Menkomdigi: Digitalisasi Ciptakan Program MBG Tepat Sasaran
Digitalisasi disebut Menkomdigi ciptakan program MBG tepat sasaran.--ANTARA
Jakarta (ANTARA) - Menteri Komunikasi dan Digital Meutya Hafid, mengatakan digitalisasi dalam rantai pasok mulai dari produksi hingga penyaluran program Makan Bergizi Gratis (MBG) menciptakan program ini tepat sasaran kepada penerima manfaat.
“Setiap tahapan program dapat dipantau secara transparan dan terukur. Ini penting agar manfaat Program Makan Bergizi Gratis benar-benar dirasakan oleh masyarakat yang membutuhkan,” ujar Meutya saat meninjau Pesantren Al Ittifaq di Ciwidey, Kabupaten Bandung, Jawa Barat, Sabtu.

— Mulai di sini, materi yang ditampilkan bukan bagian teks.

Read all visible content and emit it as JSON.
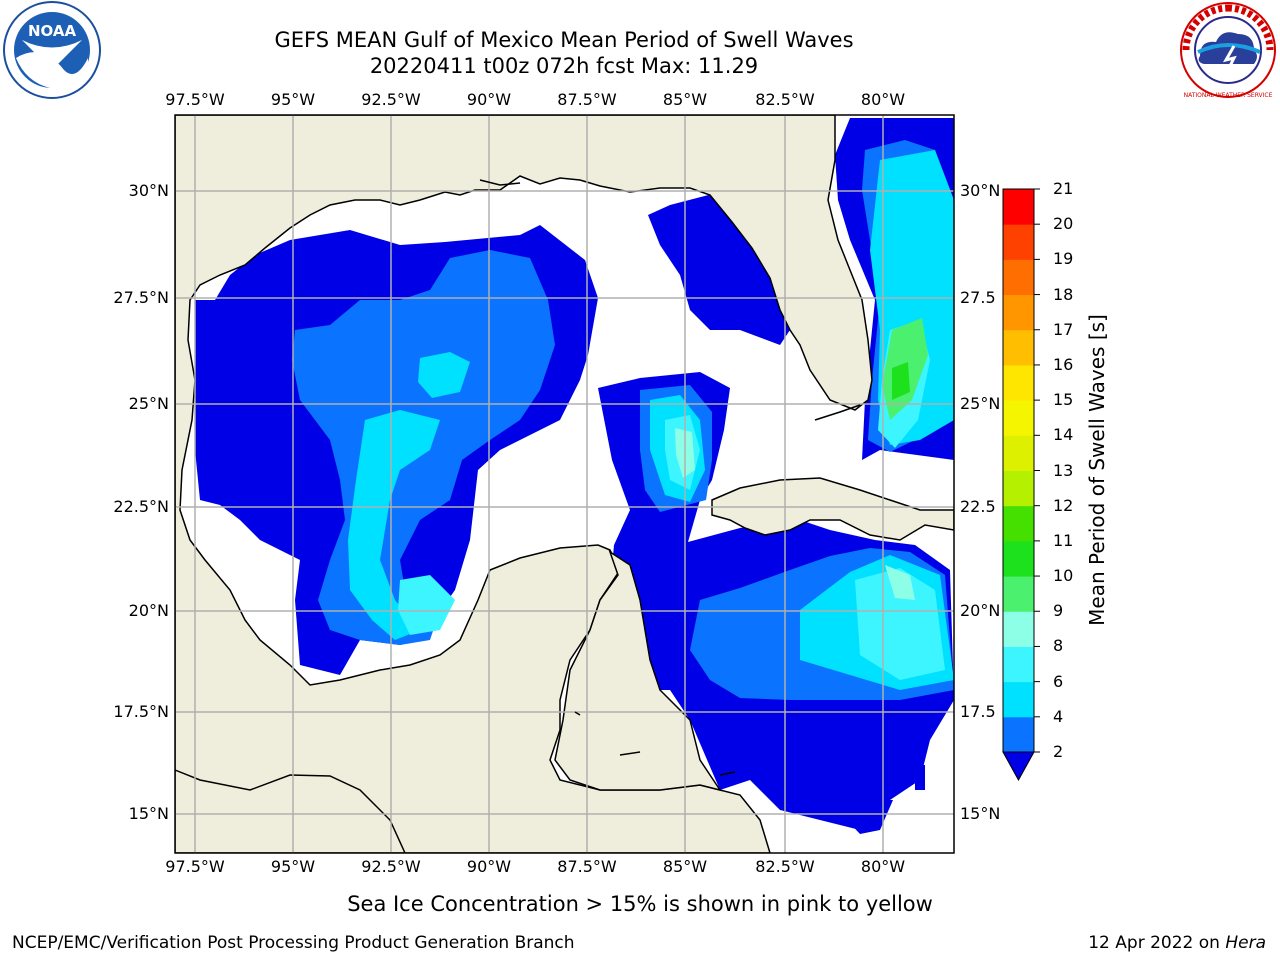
{
  "header": {
    "title_line1": "GEFS MEAN Gulf of Mexico Mean Period of Swell Waves",
    "title_line2": "20220411 t00z 072h fcst   Max: 11.29"
  },
  "logos": {
    "left": {
      "icon": "noaa-logo-icon",
      "text": "NOAA"
    },
    "right": {
      "icon": "national-weather-service-logo-icon",
      "text": "NATIONAL WEATHER SERVICE"
    }
  },
  "map": {
    "lon_ticks": [
      "97.5°W",
      "95°W",
      "92.5°W",
      "90°W",
      "87.5°W",
      "85°W",
      "82.5°W",
      "80°W"
    ],
    "lat_ticks_left": [
      "30°N",
      "27.5°N",
      "25°N",
      "22.5°N",
      "20°N",
      "17.5°N",
      "15°N"
    ],
    "lat_ticks_right": [
      "30°N",
      "27.5",
      "25°N",
      "22.5",
      "20°N",
      "17.5",
      "15°N"
    ],
    "colors": {
      "land": "#efeedc",
      "coast": "#000000",
      "grid": "#b0b0b0"
    }
  },
  "colorbar": {
    "label": "Mean Period of Swell Waves [s]",
    "ticks": [
      "2",
      "4",
      "6",
      "8",
      "9",
      "10",
      "11",
      "12",
      "13",
      "14",
      "15",
      "16",
      "17",
      "18",
      "19",
      "20",
      "21"
    ],
    "bins": [
      {
        "range": "2-4",
        "color": "#0a73ff"
      },
      {
        "range": "4-6",
        "color": "#00e1ff"
      },
      {
        "range": "6-8",
        "color": "#3cf5ff"
      },
      {
        "range": "8-9",
        "color": "#8cffe6"
      },
      {
        "range": "9-10",
        "color": "#4bf06e"
      },
      {
        "range": "10-11",
        "color": "#1ee11e"
      },
      {
        "range": "11-12",
        "color": "#45e000"
      },
      {
        "range": "12-13",
        "color": "#b4f000"
      },
      {
        "range": "13-14",
        "color": "#dcf000"
      },
      {
        "range": "14-15",
        "color": "#f5f500"
      },
      {
        "range": "15-16",
        "color": "#ffe600"
      },
      {
        "range": "16-17",
        "color": "#ffbe00"
      },
      {
        "range": "17-18",
        "color": "#ff9600"
      },
      {
        "range": "18-19",
        "color": "#ff6e00"
      },
      {
        "range": "19-20",
        "color": "#ff4100"
      },
      {
        "range": "20-21",
        "color": "#ff0000"
      }
    ],
    "under_color": "#0000e6"
  },
  "footer": {
    "note": "Sea Ice Concentration > 15% is shown in pink to yellow",
    "credit": "NCEP/EMC/Verification Post Processing Product Generation Branch",
    "date_prefix": "12 Apr 2022 on ",
    "date_host": "Hera"
  }
}
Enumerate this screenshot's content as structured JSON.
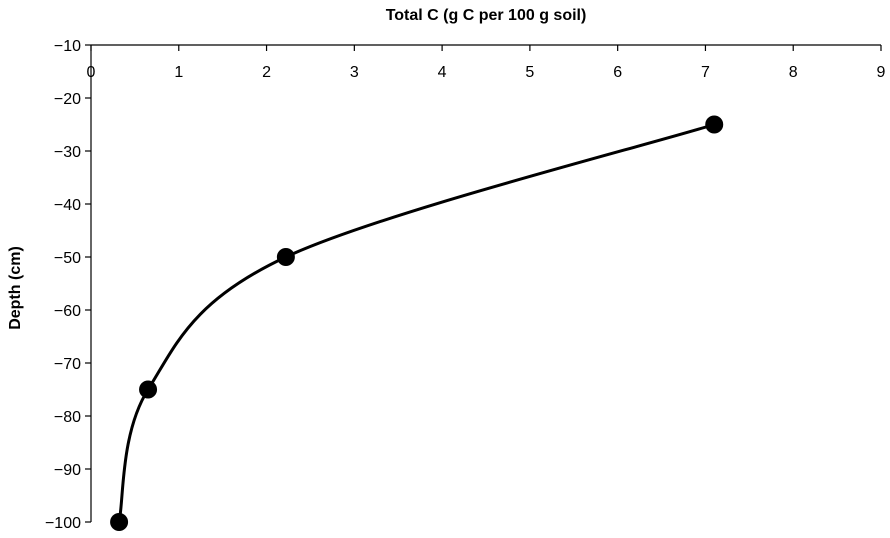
{
  "chart_data": {
    "type": "line",
    "xlabel": "Total C (g C per 100 g soil)",
    "ylabel": "Depth (cm)",
    "xlim": [
      0,
      9
    ],
    "ylim": [
      -100,
      -10
    ],
    "x_ticks": [
      0,
      1,
      2,
      3,
      4,
      5,
      6,
      7,
      8,
      9
    ],
    "y_ticks": [
      -10,
      -20,
      -30,
      -40,
      -50,
      -60,
      -70,
      -80,
      -90,
      -100
    ],
    "x_tick_labels": [
      "0",
      "1",
      "2",
      "3",
      "4",
      "5",
      "6",
      "7",
      "8",
      "9"
    ],
    "y_tick_labels": [
      "−10",
      "−20",
      "−30",
      "−40",
      "−50",
      "−60",
      "−70",
      "−80",
      "−90",
      "−100"
    ],
    "x_axis_position": "top",
    "grid": false,
    "series": [
      {
        "marker": "circle",
        "smooth": true,
        "points": [
          {
            "x": 7.1,
            "y": -25
          },
          {
            "x": 2.22,
            "y": -50
          },
          {
            "x": 0.65,
            "y": -75
          },
          {
            "x": 0.32,
            "y": -100
          }
        ]
      }
    ],
    "colors": {
      "line": "#000000",
      "marker": "#000000"
    }
  }
}
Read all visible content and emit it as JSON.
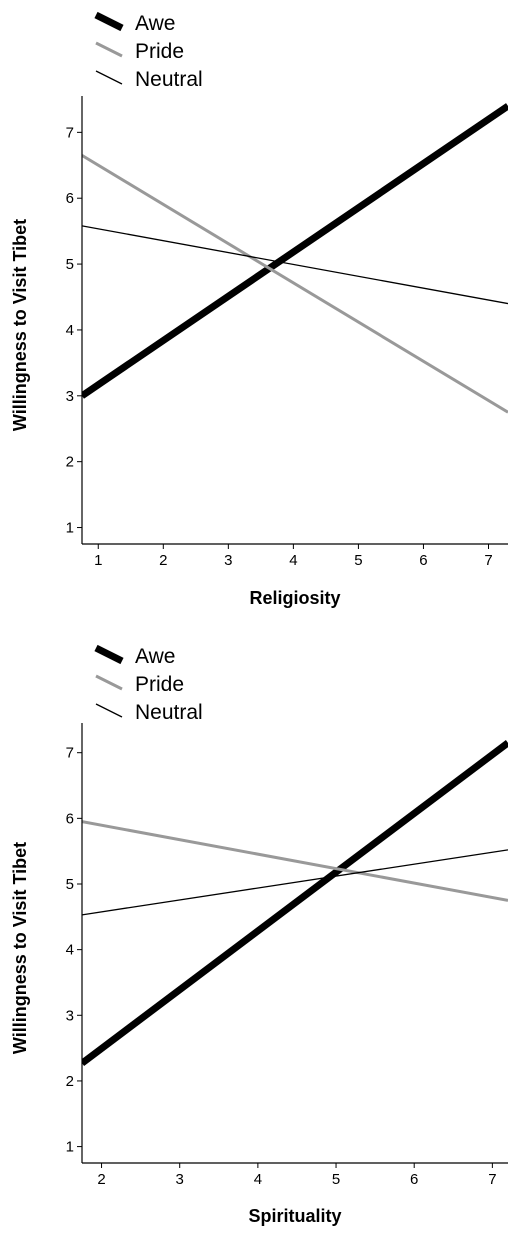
{
  "chart_data": [
    {
      "type": "line",
      "xlabel": "Religiosity",
      "ylabel": "Willingness to Visit Tibet",
      "xlim": [
        0.75,
        7.3
      ],
      "ylim": [
        0.75,
        7.4
      ],
      "xticks": [
        1,
        2,
        3,
        4,
        5,
        6,
        7
      ],
      "yticks": [
        1,
        2,
        3,
        4,
        5,
        6,
        7
      ],
      "legend": "top-left",
      "grid": false,
      "series": [
        {
          "name": "Awe",
          "color": "#000000",
          "style": "thick",
          "points": [
            [
              0.75,
              3.0
            ],
            [
              7.3,
              7.4
            ]
          ]
        },
        {
          "name": "Pride",
          "color": "#999999",
          "style": "medium",
          "points": [
            [
              0.75,
              6.65
            ],
            [
              7.3,
              2.75
            ]
          ]
        },
        {
          "name": "Neutral",
          "color": "#000000",
          "style": "thin",
          "points": [
            [
              0.75,
              5.58
            ],
            [
              7.3,
              4.4
            ]
          ]
        }
      ]
    },
    {
      "type": "line",
      "xlabel": "Spirituality",
      "ylabel": "Willingness to Visit Tibet",
      "xlim": [
        1.75,
        7.2
      ],
      "ylim": [
        0.75,
        7.3
      ],
      "xticks": [
        2,
        3,
        4,
        5,
        6,
        7
      ],
      "yticks": [
        1,
        2,
        3,
        4,
        5,
        6,
        7
      ],
      "legend": "top-left",
      "grid": false,
      "series": [
        {
          "name": "Awe",
          "color": "#000000",
          "style": "thick",
          "points": [
            [
              1.75,
              2.27
            ],
            [
              7.2,
              7.15
            ]
          ]
        },
        {
          "name": "Pride",
          "color": "#999999",
          "style": "medium",
          "points": [
            [
              1.75,
              5.95
            ],
            [
              7.2,
              4.75
            ]
          ]
        },
        {
          "name": "Neutral",
          "color": "#000000",
          "style": "thin",
          "points": [
            [
              1.75,
              4.53
            ],
            [
              7.2,
              5.52
            ]
          ]
        }
      ]
    }
  ]
}
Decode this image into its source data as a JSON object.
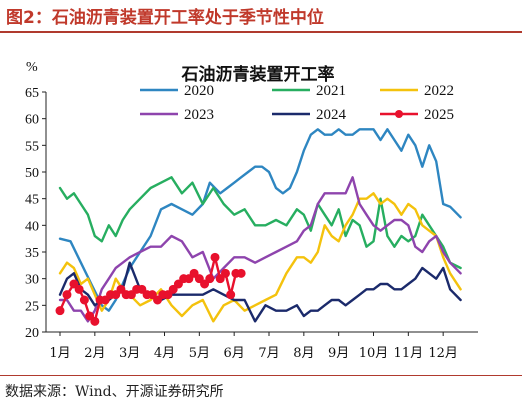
{
  "figure": {
    "title": "图2：石油沥青装置开工率处于季节性中位",
    "source": "数据来源：Wind、开源证券研究所"
  },
  "chart_data": {
    "type": "line",
    "title": "石油沥青装置开工率",
    "ylabel": "%",
    "ylim": [
      20,
      65
    ],
    "yticks": [
      20,
      25,
      30,
      35,
      40,
      45,
      50,
      55,
      60,
      65
    ],
    "xlim": [
      1,
      13
    ],
    "xticks": [
      1,
      2,
      3,
      4,
      5,
      6,
      7,
      8,
      9,
      10,
      11,
      12
    ],
    "xtick_labels": [
      "1月",
      "2月",
      "3月",
      "4月",
      "5月",
      "6月",
      "7月",
      "8月",
      "9月",
      "10月",
      "11月",
      "12月"
    ],
    "grid": false,
    "legend_position": "top",
    "series": [
      {
        "name": "2020",
        "color": "#2e86c1",
        "marker": false,
        "x": [
          1,
          1.3,
          1.6,
          1.9,
          2.2,
          2.4,
          2.6,
          2.8,
          3.0,
          3.3,
          3.6,
          3.9,
          4.2,
          4.5,
          4.8,
          5.1,
          5.3,
          5.6,
          5.8,
          6.0,
          6.2,
          6.4,
          6.6,
          6.8,
          7.0,
          7.2,
          7.4,
          7.6,
          7.8,
          8.0,
          8.2,
          8.4,
          8.6,
          8.8,
          9.0,
          9.2,
          9.4,
          9.6,
          9.8,
          10.0,
          10.2,
          10.4,
          10.6,
          10.8,
          11.0,
          11.2,
          11.4,
          11.6,
          11.8,
          12.0,
          12.2,
          12.5
        ],
        "y": [
          37.5,
          37,
          33,
          29,
          25,
          24,
          26,
          29,
          32,
          35,
          38,
          43,
          44,
          43,
          42,
          44,
          48,
          46,
          47,
          48,
          49,
          50,
          51,
          51,
          50,
          47,
          46,
          47,
          50,
          54,
          57,
          58,
          57,
          57,
          58,
          57,
          57,
          58,
          58,
          58,
          56,
          58,
          56,
          54,
          57,
          55,
          51,
          55,
          52,
          44,
          43.5,
          41.5
        ]
      },
      {
        "name": "2021",
        "color": "#27ae60",
        "marker": false,
        "x": [
          1,
          1.2,
          1.4,
          1.6,
          1.8,
          2.0,
          2.2,
          2.4,
          2.6,
          2.8,
          3.0,
          3.3,
          3.6,
          3.9,
          4.2,
          4.5,
          4.8,
          5.1,
          5.4,
          5.7,
          6.0,
          6.3,
          6.6,
          6.9,
          7.2,
          7.5,
          7.8,
          8.0,
          8.2,
          8.4,
          8.6,
          8.8,
          9.0,
          9.2,
          9.4,
          9.6,
          9.8,
          10.0,
          10.2,
          10.4,
          10.6,
          10.8,
          11.0,
          11.2,
          11.4,
          11.6,
          11.8,
          12.0,
          12.2,
          12.5
        ],
        "y": [
          47,
          45,
          46,
          44,
          42,
          38,
          37,
          40,
          38,
          41,
          43,
          45,
          47,
          48,
          49,
          46,
          48,
          44,
          47,
          44,
          42,
          43,
          40,
          40,
          41,
          40,
          43,
          42,
          39,
          44,
          42,
          40,
          43,
          38,
          41,
          40,
          36,
          37,
          45,
          38,
          36,
          38,
          37,
          38,
          42,
          40,
          38,
          36,
          33,
          32
        ]
      },
      {
        "name": "2022",
        "color": "#f4c20d",
        "marker": false,
        "x": [
          1,
          1.2,
          1.4,
          1.6,
          1.8,
          2.0,
          2.2,
          2.4,
          2.6,
          2.8,
          3.0,
          3.3,
          3.6,
          3.9,
          4.2,
          4.5,
          4.8,
          5.1,
          5.4,
          5.7,
          6.0,
          6.3,
          6.6,
          6.9,
          7.2,
          7.5,
          7.8,
          8.0,
          8.2,
          8.4,
          8.6,
          8.8,
          9.0,
          9.2,
          9.4,
          9.6,
          9.8,
          10.0,
          10.2,
          10.4,
          10.6,
          10.8,
          11.0,
          11.2,
          11.4,
          11.6,
          11.8,
          12.0,
          12.2,
          12.5
        ],
        "y": [
          31,
          33,
          32,
          29,
          30,
          27,
          24,
          26,
          30,
          28,
          27,
          25,
          26,
          28,
          25,
          23,
          25,
          26,
          22,
          25,
          26,
          24,
          25,
          26,
          27,
          31,
          34,
          34,
          33,
          35,
          40,
          38,
          37,
          40,
          42,
          45,
          45,
          46,
          44,
          45,
          44,
          42,
          44,
          43,
          40,
          39,
          38,
          34,
          31,
          28
        ]
      },
      {
        "name": "2023",
        "color": "#8e44ad",
        "marker": false,
        "x": [
          1,
          1.2,
          1.4,
          1.6,
          1.8,
          2.0,
          2.2,
          2.4,
          2.6,
          2.8,
          3.0,
          3.3,
          3.6,
          3.9,
          4.2,
          4.5,
          4.8,
          5.1,
          5.4,
          5.7,
          6.0,
          6.3,
          6.6,
          6.9,
          7.2,
          7.5,
          7.8,
          8.0,
          8.2,
          8.4,
          8.6,
          8.8,
          9.0,
          9.2,
          9.4,
          9.6,
          9.8,
          10.0,
          10.2,
          10.4,
          10.6,
          10.8,
          11.0,
          11.2,
          11.4,
          11.6,
          11.8,
          12.0,
          12.2,
          12.5
        ],
        "y": [
          26,
          26,
          24,
          24,
          22,
          24,
          28,
          30,
          32,
          33,
          34,
          35,
          36,
          36,
          38,
          37,
          34,
          35,
          30,
          32,
          34,
          34,
          33,
          34,
          35,
          36,
          37,
          39,
          40,
          44,
          46,
          46,
          46,
          46,
          49,
          44,
          42,
          40,
          39,
          40,
          41,
          41,
          40,
          36,
          35,
          37,
          38,
          35,
          33,
          31
        ]
      },
      {
        "name": "2024",
        "color": "#1b2a6b",
        "marker": false,
        "x": [
          1,
          1.2,
          1.4,
          1.6,
          1.8,
          2.0,
          2.2,
          2.4,
          2.6,
          2.8,
          3.0,
          3.3,
          3.6,
          3.9,
          4.2,
          4.5,
          4.8,
          5.1,
          5.4,
          5.7,
          6.0,
          6.3,
          6.6,
          6.9,
          7.2,
          7.5,
          7.8,
          8.0,
          8.2,
          8.4,
          8.6,
          8.8,
          9.0,
          9.2,
          9.4,
          9.6,
          9.8,
          10.0,
          10.2,
          10.4,
          10.6,
          10.8,
          11.0,
          11.2,
          11.4,
          11.6,
          11.8,
          12.0,
          12.2,
          12.5
        ],
        "y": [
          27,
          30,
          31,
          28,
          27,
          25,
          26,
          26,
          27,
          28,
          33,
          28,
          27,
          26,
          27,
          27,
          27,
          27,
          28,
          27,
          26,
          26,
          22,
          25,
          24,
          24,
          25,
          23,
          24,
          24,
          25,
          26,
          26,
          25,
          26,
          27,
          28,
          28,
          29,
          29,
          28,
          28,
          29,
          30,
          32,
          31,
          30,
          32,
          28,
          26
        ]
      },
      {
        "name": "2025",
        "color": "#e8112d",
        "marker": true,
        "x": [
          1,
          1.2,
          1.4,
          1.55,
          1.7,
          1.85,
          2.0,
          2.15,
          2.3,
          2.45,
          2.6,
          2.75,
          2.9,
          3.05,
          3.2,
          3.35,
          3.5,
          3.65,
          3.8,
          3.95,
          4.1,
          4.25,
          4.4,
          4.55,
          4.7,
          4.85,
          5.0,
          5.15,
          5.3,
          5.45,
          5.6,
          5.75,
          5.9,
          6.05,
          6.2
        ],
        "y": [
          24,
          27,
          29,
          28,
          26,
          23,
          22,
          26,
          26,
          27,
          27,
          28,
          27,
          27,
          28,
          28,
          27,
          27,
          26,
          27,
          27,
          28,
          29,
          30,
          30,
          31,
          30,
          29,
          30,
          34,
          30,
          31,
          27,
          31,
          31
        ]
      }
    ]
  }
}
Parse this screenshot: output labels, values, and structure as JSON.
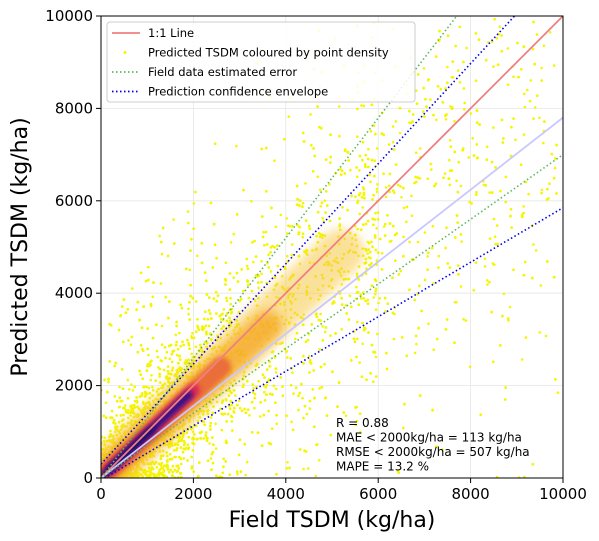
{
  "chart_data": {
    "type": "scatter",
    "xlabel": "Field TSDM (kg/ha)",
    "ylabel": "Predicted TSDM (kg/ha)",
    "xlim": [
      0,
      10000
    ],
    "ylim": [
      0,
      10000
    ],
    "xticks": [
      "0",
      "2000",
      "4000",
      "6000",
      "8000",
      "10000"
    ],
    "yticks": [
      "0",
      "2000",
      "4000",
      "6000",
      "8000",
      "10000"
    ],
    "grid": true,
    "legend_position": "top-left",
    "legend": [
      {
        "label": "1:1 Line",
        "style": "solid",
        "color": "#f08080"
      },
      {
        "label": "Predicted TSDM coloured by point density",
        "style": "marker",
        "color": "#f5f500"
      },
      {
        "label": "Field data estimated error",
        "style": "dotted",
        "color": "#5cb85c"
      },
      {
        "label": "Prediction confidence envelope",
        "style": "dotted",
        "color": "#0000ee"
      }
    ],
    "lines": [
      {
        "name": "1:1 Line",
        "x": [
          0,
          10000
        ],
        "y": [
          0,
          10000
        ],
        "color": "#f08080",
        "style": "solid"
      },
      {
        "name": "Regression fit",
        "x": [
          0,
          10000
        ],
        "y": [
          0,
          7800
        ],
        "color": "#c8c8ff",
        "style": "solid"
      },
      {
        "name": "Field error upper",
        "x": [
          0,
          7700
        ],
        "y": [
          0,
          10000
        ],
        "color": "#5cb85c",
        "style": "dotted"
      },
      {
        "name": "Field error lower",
        "x": [
          0,
          10000
        ],
        "y": [
          0,
          7000
        ],
        "color": "#5cb85c",
        "style": "dotted"
      },
      {
        "name": "Confidence upper",
        "x": [
          0,
          8950
        ],
        "y": [
          300,
          10000
        ],
        "color": "#0000ee",
        "style": "dotted"
      },
      {
        "name": "Confidence lower",
        "x": [
          0,
          10000
        ],
        "y": [
          -50,
          5850
        ],
        "color": "#0000ee",
        "style": "dotted"
      }
    ],
    "density_core": {
      "x": [
        0,
        2000
      ],
      "y": [
        0,
        1900
      ]
    },
    "stats": [
      "R = 0.88",
      "MAE < 2000kg/ha =  113 kg/ha",
      "RMSE < 2000kg/ha =  507 kg/ha",
      "MAPE = 13.2 %"
    ],
    "colors": {
      "scatter_low": "#f5f500",
      "scatter_mid": "#f5a623",
      "scatter_high": "#d6205a",
      "scatter_peak": "#2b0b8c"
    }
  }
}
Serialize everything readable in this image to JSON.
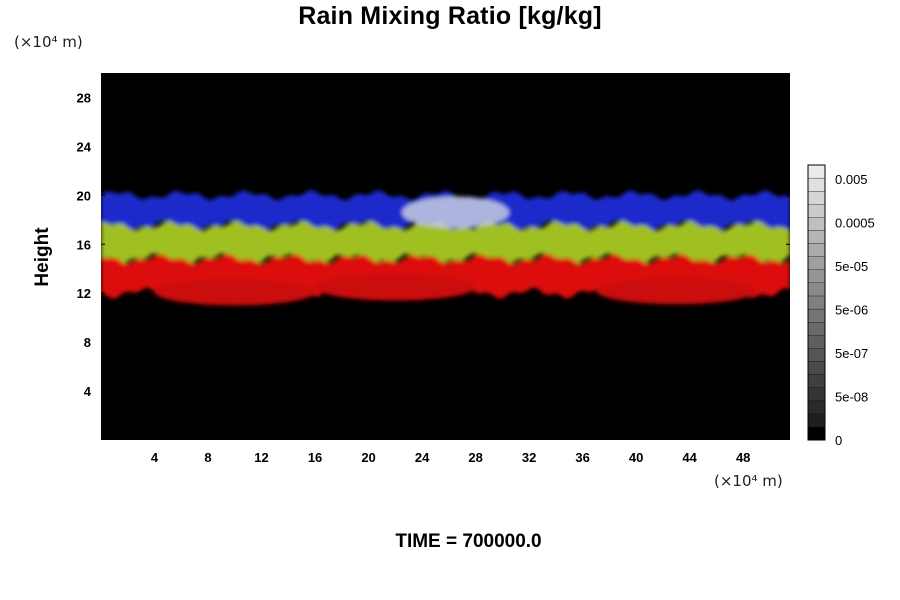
{
  "chart_data": {
    "type": "heatmap",
    "title": "Rain Mixing Ratio [kg/kg]",
    "ylabel": "Height",
    "y_unit_label": "(×10⁴ m)",
    "x_unit_label": "(×10⁴ m)",
    "footer": "TIME = 700000.0",
    "xlim": [
      0,
      51.5
    ],
    "ylim": [
      0,
      30
    ],
    "x_ticks": [
      4,
      8,
      12,
      16,
      20,
      24,
      28,
      32,
      36,
      40,
      44,
      48
    ],
    "y_ticks": [
      4,
      8,
      12,
      16,
      20,
      24,
      28
    ],
    "colorbar": {
      "tick_labels": [
        "0.005",
        "0.0005",
        "5e-05",
        "5e-06",
        "5e-07",
        "5e-08",
        "0"
      ]
    },
    "bands": [
      {
        "color": "#1a2acc",
        "y_range": [
          17.5,
          20.0
        ]
      },
      {
        "color": "#a0c020",
        "y_range": [
          14.8,
          17.5
        ]
      },
      {
        "color": "#dd1010",
        "y_range": [
          12.0,
          14.8
        ]
      }
    ],
    "background_color": "#000000"
  }
}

Melalui sistem digital yang terintegrasi, pemerintah dapat memantau ketersediaan bahan pangan, menjaga kualitas produk, hingga memastikan distribusi berjalan tepat waktu.
BACA JUGA:Menkomdigi Tegaskan Kolaborasi Pers dan AI Jadi Kunci Hadapi Disinformasi Digital
BACA JUGA:Menkomdigi Tantang AI Innovation Hub Hasilkan Solusi Publik
Pengawasan berbasis data juga memungkinkan pemantauan secara real time sehingga potensi penyimpangan distribusi dapat ditekan.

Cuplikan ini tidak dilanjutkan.